L'ancien Premier ministre socialiste Bernard Cazeneuve a exprimé, mardi, son désir d'être président de la République, défendant les vertus de la sagesse et de la constance pour convaincre les Français en 2027.
Un désir affirmé
« Bien entendu que j'en ai le désir, sinon […] je ne ferais pas tout ce que j'ai fait au cours des dernières semaines », a-t-il répondu sur France Inter. Celui qui a quitté le Parti socialiste après l'alliance avec La France insoumise pour les législatives de 2022 a regretté que dans « un paysage politique tellement déraisonnable », quand « vous êtes déterminé à être sage, alors vous n'êtes pas déterminé à être président de la République ». Or, a-t-il poursuivi, « nous sommes dans une période où on ne peut pas être président de la République si on n'est pas animé d'une certaine sagesse ».
Un projet en préparation
« Ma détermination à être dans le débat est totale et ma volonté d'être candidat est pleine et entière », a insisté Bernard Cazeneuve, qui a créé en 2022 son mouvement, La Convention, et a déjà lancé une association de financement pour la campagne électorale. Il a reconnu ne pas être le seul en lice dans l'espace social-démocrate, alors que le chef de Place publique, Raphaël Glucksmann, est le mieux placé dans les sondages et que l'ancien président François Hollande est en embuscade.

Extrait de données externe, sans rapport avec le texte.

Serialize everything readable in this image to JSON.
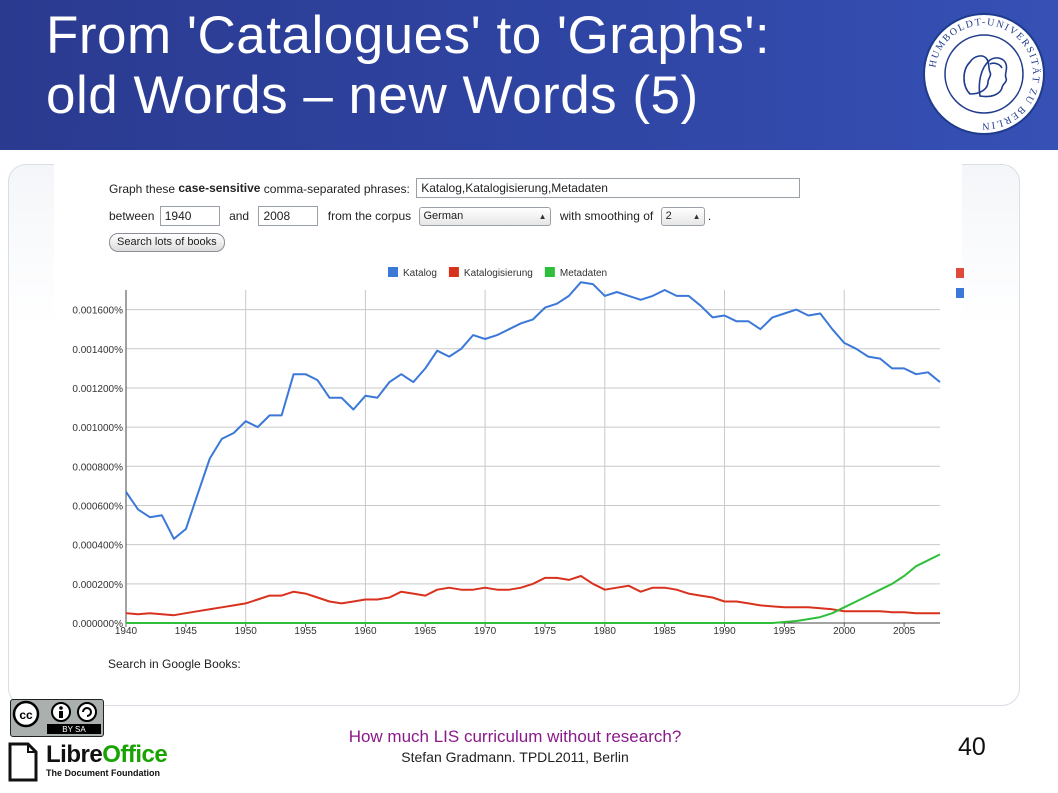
{
  "slide": {
    "title_line1": "From 'Catalogues' to 'Graphs':",
    "title_line2": "old Words – new Words (5)",
    "footer_line1": "How much LIS curriculum without research?",
    "footer_line2": "Stefan Gradmann. TPDL2011, Berlin",
    "page_number": "40"
  },
  "logos": {
    "seal_text": "HUMBOLDT-UNIVERSITÄT ZU BERLIN",
    "cc_text": "BY SA",
    "libreoffice_a": "Libre",
    "libreoffice_b": "Office",
    "libreoffice_sub": "The Document Foundation"
  },
  "ngram_form": {
    "prompt_pre": "Graph these ",
    "prompt_bold": "case-sensitive",
    "prompt_post": " comma-separated phrases:",
    "phrases": "Katalog,Katalogisierung,Metadaten",
    "between_label": "between",
    "year_from": "1940",
    "and_label": "and",
    "year_to": "2008",
    "corpus_label": "from the corpus",
    "corpus": "German",
    "smoothing_label": "with smoothing of",
    "smoothing": "2",
    "period": ".",
    "search_button": "Search lots of books",
    "google_books_label": "Search in Google Books:"
  },
  "colors": {
    "header_bg": "#2f45a3",
    "katalog": "#3b78d8",
    "katalogisierung": "#d8321e",
    "metadaten": "#2fbf3a",
    "footer_text": "#8a1a8a"
  },
  "chart_data": {
    "type": "line",
    "ylim": [
      0,
      0.0017
    ],
    "xlim": [
      1940,
      2008
    ],
    "x_ticks": [
      1940,
      1945,
      1950,
      1955,
      1960,
      1965,
      1970,
      1975,
      1980,
      1985,
      1990,
      1995,
      2000,
      2005
    ],
    "y_ticks": [
      0,
      0.0002,
      0.0004,
      0.0006,
      0.0008,
      0.001,
      0.0012,
      0.0014,
      0.0016
    ],
    "y_tick_labels": [
      "0.000000%",
      "0.000200%",
      "0.000400%",
      "0.000600%",
      "0.000800%",
      "0.001000%",
      "0.001200%",
      "0.001400%",
      "0.001600%"
    ],
    "grid": true,
    "legend_position": "top-center",
    "x": [
      1940,
      1941,
      1942,
      1943,
      1944,
      1945,
      1946,
      1947,
      1948,
      1949,
      1950,
      1951,
      1952,
      1953,
      1954,
      1955,
      1956,
      1957,
      1958,
      1959,
      1960,
      1961,
      1962,
      1963,
      1964,
      1965,
      1966,
      1967,
      1968,
      1969,
      1970,
      1971,
      1972,
      1973,
      1974,
      1975,
      1976,
      1977,
      1978,
      1979,
      1980,
      1981,
      1982,
      1983,
      1984,
      1985,
      1986,
      1987,
      1988,
      1989,
      1990,
      1991,
      1992,
      1993,
      1994,
      1995,
      1996,
      1997,
      1998,
      1999,
      2000,
      2001,
      2002,
      2003,
      2004,
      2005,
      2006,
      2007,
      2008
    ],
    "series": [
      {
        "name": "Katalog",
        "color": "#3b78d8",
        "values": [
          0.00067,
          0.00058,
          0.00054,
          0.00055,
          0.00043,
          0.00048,
          0.00066,
          0.00084,
          0.00094,
          0.00097,
          0.00103,
          0.001,
          0.00106,
          0.00106,
          0.00127,
          0.00127,
          0.00124,
          0.00115,
          0.00115,
          0.00109,
          0.00116,
          0.00115,
          0.00123,
          0.00127,
          0.00123,
          0.0013,
          0.00139,
          0.00136,
          0.0014,
          0.00147,
          0.00145,
          0.00147,
          0.0015,
          0.00153,
          0.00155,
          0.00161,
          0.00163,
          0.00167,
          0.00174,
          0.00173,
          0.00167,
          0.00169,
          0.00167,
          0.00165,
          0.00167,
          0.0017,
          0.00167,
          0.00167,
          0.00162,
          0.00156,
          0.00157,
          0.00154,
          0.00154,
          0.0015,
          0.00156,
          0.00158,
          0.0016,
          0.00157,
          0.00158,
          0.0015,
          0.00143,
          0.0014,
          0.00136,
          0.00135,
          0.0013,
          0.0013,
          0.00127,
          0.00128,
          0.00123
        ]
      },
      {
        "name": "Katalogisierung",
        "color": "#d8321e",
        "values": [
          5e-05,
          4.5e-05,
          5e-05,
          4.5e-05,
          4e-05,
          5e-05,
          6e-05,
          7e-05,
          8e-05,
          9e-05,
          0.0001,
          0.00012,
          0.00014,
          0.00014,
          0.00016,
          0.00015,
          0.00013,
          0.00011,
          0.0001,
          0.00011,
          0.00012,
          0.00012,
          0.00013,
          0.00016,
          0.00015,
          0.00014,
          0.00017,
          0.00018,
          0.00017,
          0.00017,
          0.00018,
          0.00017,
          0.00017,
          0.00018,
          0.0002,
          0.00023,
          0.00023,
          0.00022,
          0.00024,
          0.0002,
          0.00017,
          0.00018,
          0.00019,
          0.00016,
          0.00018,
          0.00018,
          0.00017,
          0.00015,
          0.00014,
          0.00013,
          0.00011,
          0.00011,
          0.0001,
          9e-05,
          8.5e-05,
          8e-05,
          8e-05,
          8e-05,
          7.5e-05,
          7e-05,
          6e-05,
          6e-05,
          6e-05,
          6e-05,
          5.5e-05,
          5.5e-05,
          5e-05,
          5e-05,
          5e-05
        ]
      },
      {
        "name": "Metadaten",
        "color": "#2fbf3a",
        "values": [
          0,
          0,
          0,
          0,
          0,
          0,
          0,
          0,
          0,
          0,
          0,
          0,
          0,
          0,
          0,
          0,
          0,
          0,
          0,
          0,
          0,
          0,
          0,
          0,
          0,
          0,
          0,
          0,
          0,
          0,
          0,
          0,
          0,
          0,
          0,
          0,
          0,
          0,
          0,
          0,
          0,
          0,
          0,
          0,
          0,
          0,
          0,
          0,
          0,
          0,
          0,
          0,
          0,
          0,
          0,
          5e-06,
          1e-05,
          2e-05,
          3e-05,
          5e-05,
          8e-05,
          0.00011,
          0.00014,
          0.00017,
          0.0002,
          0.00024,
          0.00029,
          0.00032,
          0.00035
        ]
      }
    ]
  }
}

« On verra en fonction de ce qui se passera à gauche », a simplement répondu Bernard Cazeneuve. Selon lui, « tout le monde dans cet espace a la possibilité d'exprimer ce à quoi il croit [et] d'essayer de convaincre les Français ». « Donc je me suis préparé et j'ai préparé un projet, je le rendrai public dans quelques semaines et ce projet fera partie du débat public », a-t-il insisté.
Un républicain de gauche
Se définissant comme « un républicain de gauche », l'ancien ministre de l'Intérieur a rappelé sa ligne de rupture avec La France insoumise dès 2022. Il ne voit pas pourquoi, maintenant que cette ligne « a fini par convaincre tout le monde, il faudrait que je sois celui qui se retire ». « Non. J'ai pris des positions claires, je les ai défendues avec constance », a-t-il argumenté, promettant néanmoins qu'« il n'y aura pas à la fin trois candidats ».
« Les sondages auront leur rôle, mais c'est aussi la dynamique qui pourra se créer autour de ce que chacun exprimera. Et à ce moment-là, on verra où est la sagesse », a-t-il conclu.